There you sit, in a booth all alone, slurping soup in slow, deliberate spoonfuls. Daintily dipping your baguette, when the mood strikes. You don't speak. You don't have any company, today, as you eat soup in the afternoontime. You don't read a book or listen to music or even really look around much. You just eat soup. Legs folded neatly under the table, cups and bowls and utensils lined meticulously in front of you, napkin gently resting on your lap, you eat soup. You are still.

At first you make me sad. I think, oh, how sad, to eat alone. How upsetting, to have nothing to do while you eat your soup. But I realize upon further study that the sadness is mine - I don't think you are sad at all. The discomfort is my own, it must be, because I think you are content. I think you are peaceful and graceful and lovely in your Reebok sneakers and sky blue sweatshirt. Your hair is unruly and your eyes are soulful and your skin is wrinkled in ways that let me know you've lived and loved and laughed in your lifetime. Maybe even just today, right before you came here to eat soup. I wonder if that's what you're thinking of now. Or if you're thinking of anything at all.

And I think, I could learn something from you. I could stand a lesson in stillness, in contentment, in grace. I bet you play bridge with your friends and laugh until you cry, sometimes, but today you are just taking a moment to eat soup. By yourself. At 4:00 in the afternoon on a Wednesday in an unseasonably warm November. And you seem to be just fine with that.
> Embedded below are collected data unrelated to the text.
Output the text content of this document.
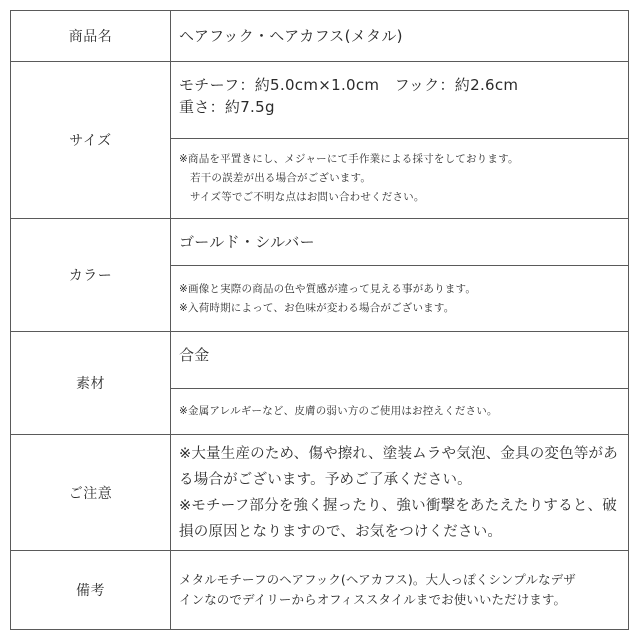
商品名	ヘアフック・ヘアカフス(メタル)

サイズ	モチーフ：約5.0cm×1.0cm　フック：約2.6cm
重さ：約7.5g

	※商品を平置きにし、メジャーにて手作業による採寸をしております。
若干の誤差が出る場合がございます。
サイズ等でご不明な点はお問い合わせください。

カラー	ゴールド・シルバー

	※画像と実際の商品の色や質感が違って見える事があります。
※入荷時期によって、お色味が変わる場合がございます。

素材	合金

	※金属アレルギーなど、皮膚の弱い方のご使用はお控えください。

ご注意	※大量生産のため、傷や擦れ、塗装ムラや気泡、金具の変色等があ
る場合がございます。予めご了承ください。
※モチーフ部分を強く握ったり、強い衝撃をあたえたりすると、破
損の原因となりますので、お気をつけください。

備考	メタルモチーフのヘアフック(ヘアカフス)。大人っぽくシンプルなデザ
インなのでデイリーからオフィススタイルまでお使いいただけます。
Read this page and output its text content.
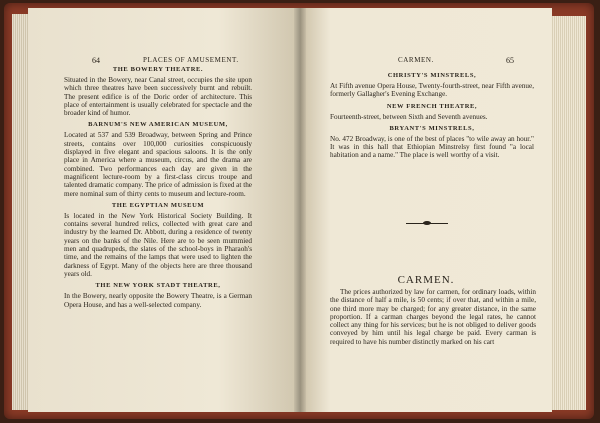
64	PLACES OF AMUSEMENT.
THE BOWERY THEATRE.

Situated in the Bowery, near Canal street, occupies the site upon which three theatres have been successively burnt and rebuilt. The present edifice is of the Doric order of architecture. This place of entertainment is usually celebrated for spectacle and the broader kind of humor.

BARNUM'S NEW AMERICAN MUSEUM,

Located at 537 and 539 Broadway, between Spring and Prince streets, contains over 100,000 curiosities conspicuously displayed in five elegant and spacious saloons. It is the only place in America where a museum, circus, and the drama are combined. Two performances each day are given in the magnificent lecture-room by a first-class circus troupe and talented dramatic company. The price of admission is fixed at the mere nominal sum of thirty cents to museum and lecture-room.

THE EGYPTIAN MUSEUM

Is located in the New York Historical Society Building. It contains several hundred relics, collected with great care and industry by the learned Dr. Abbott, during a residence of twenty years on the banks of the Nile. Here are to be seen mummied men and quadrupeds, the slates of the school-boys in Pharaoh's time, and the remains of the lamps that were used to lighten the darkness of Egypt. Many of the objects here are three thousand years old.

THE NEW YORK STADT THEATRE,

In the Bowery, nearly opposite the Bowery Theatre, is a German Opera House, and has a well-selected company.

CARMEN.	65
CARMEN.
CHRISTY'S MINSTRELS,

At Fifth avenue Opera House, Twenty-fourth-street, near Fifth avenue, formerly Gallagher's Evening Exchange.

NEW FRENCH THEATRE,

Fourteenth-street, between Sixth and Seventh avenues.

BRYANT'S MINSTRELS,

No. 472 Broadway, is one of the best of places "to wile away an hour." It was in this hall that Ethiopian Minstrelsy first found "a local habitation and a name." The place is well worthy of a visit.

The prices authorized by law for carmen, for ordinary loads, within the distance of half a mile, is 50 cents; if over that, and within a mile, one third more may be charged; for any greater distance, in the same proportion. If a carman charges beyond the legal rates, he cannot collect any thing for his services; but he is not obliged to deliver goods conveyed by him until his legal charge be paid. Every carman is required to have his number distinctly marked on his cart
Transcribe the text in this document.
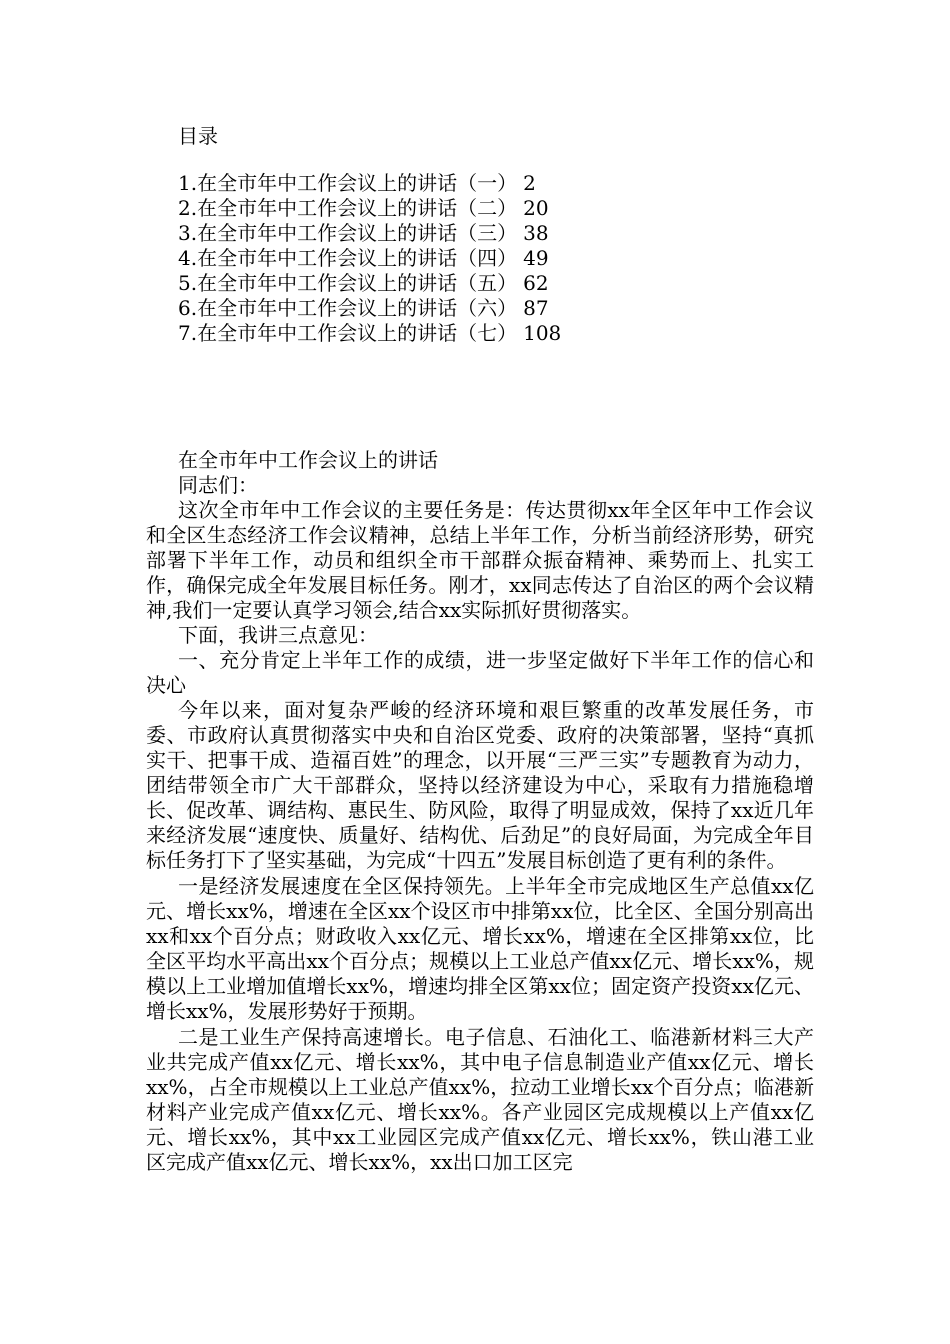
目录
1.在全市年中工作会议上的讲话（一） 2
2.在全市年中工作会议上的讲话（二） 20
3.在全市年中工作会议上的讲话（三） 38
4.在全市年中工作会议上的讲话（四） 49
5.在全市年中工作会议上的讲话（五） 62
6.在全市年中工作会议上的讲话（六） 87
7.在全市年中工作会议上的讲话（七） 108

在全市年中工作会议上的讲话

同志们：

这次全市年中工作会议的主要任务是：传达贯彻xx年全区年中工作会议和全区生态经济工作会议精神，总结上半年工作，分析当前经济形势，研究部署下半年工作，动员和组织全市干部群众振奋精神、乘势而上、扎实工作，确保完成全年发展目标任务。刚才，xx同志传达了自治区的两个会议精神,我们一定要认真学习领会,结合xx实际抓好贯彻落实。

下面，我讲三点意见：

一、充分肯定上半年工作的成绩，进一步坚定做好下半年工作的信心和决心

今年以来，面对复杂严峻的经济环境和艰巨繁重的改革发展任务，市委、市政府认真贯彻落实中央和自治区党委、政府的决策部署，坚持“真抓实干、把事干成、造福百姓”的理念，以开展“三严三实”专题教育为动力，团结带领全市广大干部群众，坚持以经济建设为中心，采取有力措施稳增长、促改革、调结构、惠民生、防风险，取得了明显成效，保持了xx近几年来经济发展“速度快、质量好、结构优、后劲足”的良好局面，为完成全年目标任务打下了坚实基础，为完成“十四五”发展目标创造了更有利的条件。

一是经济发展速度在全区保持领先。上半年全市完成地区生产总值xx亿元、增长xx%，增速在全区xx个设区市中排第xx位，比全区、全国分别高出xx和xx个百分点；财政收入xx亿元、增长xx%，增速在全区排第xx位，比全区平均水平高出xx个百分点；规模以上工业总产值xx亿元、增长xx%，规模以上工业增加值增长xx%，增速均排全区第xx位；固定资产投资xx亿元、增长xx%，发展形势好于预期。

二是工业生产保持高速增长。电子信息、石油化工、临港新材料三大产业共完成产值xx亿元、增长xx%，其中电子信息制造业产值xx亿元、增长xx%，占全市规模以上工业总产值xx%，拉动工业增长xx个百分点；临港新材料产业完成产值xx亿元、增长xx%。各产业园区完成规模以上产值xx亿元、增长xx%，其中xx工业园区完成产值xx亿元、增长xx%，铁山港工业区完成产值xx亿元、增长xx%，xx出口加工区完
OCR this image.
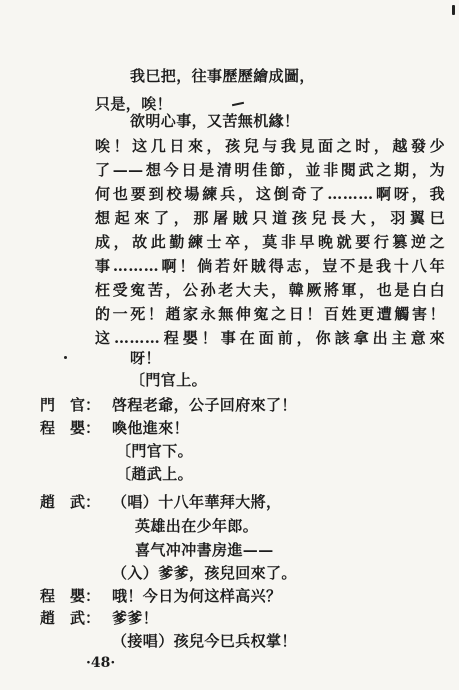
我巳把，往事歷歷繪成圖，
只是，唉！
欲明心事，又苦無机緣！
唉！这几日來，孩兒与我見面之时，越發少
了——想今日是清明佳節，並非閱武之期，为
何也要到校場練兵，这倒奇了………啊呀，我
想起來了，那屠賊只道孩兒長大，羽翼巳
成，故此勤練士卒，莫非早晚就要行篡逆之
事………啊！倘若奸賊得志，豈不是我十八年
枉受寃苦，公孙老大夫，韓厥將軍，也是白白
的一死！趙家永無伸寃之日！百姓更遭觸害！
这………程嬰！事在面前，你該拿出主意來
呀！
〔門官上。
門　官： 啓程老爺，公子回府來了！
程　嬰： 喚他進來！
〔門官下。
〔趙武上。
趙　武： （唱）十八年華拜大將，
英雄出在少年郎。
喜气冲冲書房進——
（入）爹爹，孩兒回來了。
程　嬰： 哦！今日为何这样高兴？
趙　武： 爹爹！
（接唱）孩兒今巳兵权掌！
·48·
I watch as you don your jacket, probably the same one you've worn for years, gather up your things, and shuffle out of the place. I think a little thank you to you, the lady eating soup, and then I return my gaze to my book. My feet pick back up with the rhythm of bluegrass, and I sigh a little sigh and sink a little further into my big comfy chair in the corner.

Just ever so slightly stiller than before.